John, on the other side of me, touched my arm. Silent tears were rolling down Adrianna’s cheeks now. ‘Oh, sweetheart,’ I said, curling an arm around her and pulling her close. ‘Shh, now. It’s okay.’
She shook her head. ‘I am okay. I will help. I am just thinking … That is all. There are other girls. I must help. I have trust I will be safe.’
Jasmine had spoken little up to this point. Having formally introduced herself – mostly to me and Adrianna, because it seemed she was already on first-name terms with the two officers – she had mostly just nodded affirmatives and made the odd note on the A4 pad in front of her. But now she reached across the table to throw Adrianna a packet of tissues she’d evidently whipped from her case. ‘Here you go, Adrianna,’ she said. ‘Have a blow on one of those. And you’re right to have trust. Take it from me, you can absolutely trust these guys, okay? You’re being incredibly brave just agreeing to be here. And, you know, those other girls – well, it doesn’t need saying, does it?’ Adrianna shook her head as she extracted a tissue from the packet. ‘You’re doing the right thing. And you will be kept safe, okay?’
As words, they were just platitudes, really. In reality, no one could give Adrianna that absolute assurance, and even if she moved far, far away, she might well be looking over her shoulder for the rest of her life, whether she was instrumental in getting them convicted or not. All the
while these men existed, they would haunt her.
But there was something about the way Jasmine spoke that inspired confidence in me. Something about the way she just exuded commitment. That sense that she was someone who could both empathise with Adrianna and mentor her. Which was so important. There was a long road ahead now – two roads, in fact; one in pursuit of justice and the other to reclaim her child, and it struck me just how important it was that she had a constant, reassuring presence in her life now. Someone she could rely on to support her and guide her through both processes. And I knew that, before long, if all went as planned, that stalwart someone was not going to be me.
I smiled at Jasmine, so young and vibrant, and made a silent heartfelt wish; that nothing changed. That she’d be there to stay the course.
Chapter 16
I loved going to London. In the normal scheme of things, anyway. I loved going to London for all the reasons anyone would. For the musicals. The shopping. The history and culture. For the palaces and parks. The sumptuous hotels. For the sheer exuberant bigness of it all.
On the other hand, more often than not, while I was on my way to London, I didn’t love going to London at all. First, it was a very long way away, so the drive there seemed interminable.
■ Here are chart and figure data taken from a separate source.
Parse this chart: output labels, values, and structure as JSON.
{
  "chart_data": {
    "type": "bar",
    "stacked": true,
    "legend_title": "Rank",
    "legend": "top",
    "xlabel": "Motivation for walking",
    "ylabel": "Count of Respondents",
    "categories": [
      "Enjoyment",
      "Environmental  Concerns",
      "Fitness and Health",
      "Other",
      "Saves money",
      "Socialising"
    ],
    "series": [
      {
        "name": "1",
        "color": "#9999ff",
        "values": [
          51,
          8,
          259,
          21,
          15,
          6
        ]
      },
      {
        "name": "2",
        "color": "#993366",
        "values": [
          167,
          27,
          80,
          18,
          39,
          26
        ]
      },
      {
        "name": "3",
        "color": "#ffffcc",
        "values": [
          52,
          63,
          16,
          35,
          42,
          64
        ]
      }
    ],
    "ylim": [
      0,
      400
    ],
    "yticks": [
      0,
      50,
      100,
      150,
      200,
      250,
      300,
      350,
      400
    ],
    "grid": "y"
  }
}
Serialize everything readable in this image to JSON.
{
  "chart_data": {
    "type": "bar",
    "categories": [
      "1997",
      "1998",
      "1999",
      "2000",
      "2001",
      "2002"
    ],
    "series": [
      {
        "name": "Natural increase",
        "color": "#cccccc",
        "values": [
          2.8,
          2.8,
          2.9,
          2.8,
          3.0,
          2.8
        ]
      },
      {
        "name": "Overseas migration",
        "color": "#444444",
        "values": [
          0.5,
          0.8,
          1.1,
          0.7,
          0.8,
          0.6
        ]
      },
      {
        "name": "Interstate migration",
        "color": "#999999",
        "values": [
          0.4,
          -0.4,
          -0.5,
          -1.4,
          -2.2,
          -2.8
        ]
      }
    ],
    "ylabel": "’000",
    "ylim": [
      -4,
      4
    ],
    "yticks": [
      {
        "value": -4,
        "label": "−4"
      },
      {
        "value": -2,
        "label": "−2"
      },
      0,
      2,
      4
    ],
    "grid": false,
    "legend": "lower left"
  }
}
Second, the rail prices were enough to make your hair stand on end, unless you booked six months in advance, when there was a full moon in Neptune and did not, under any circumstances, miss your allocated train, on pain of paying an excess fare that could probably buy a small car. (No wonder Adrianna had always been so wedded to the humble coach.) Third, though the idea of flying there seemed exotic, there was just this thing I had – as with pulling out my mum’s posh cups and saucers – that it was something that seemed, well, bizarre.
‘And besides,’ Mike had pointed out when we’d pondered our options, ‘London’s so big that by the time we’d found some way from whichever airport to wherever the place we needed to be was, we’d have been better off driving in the first place.’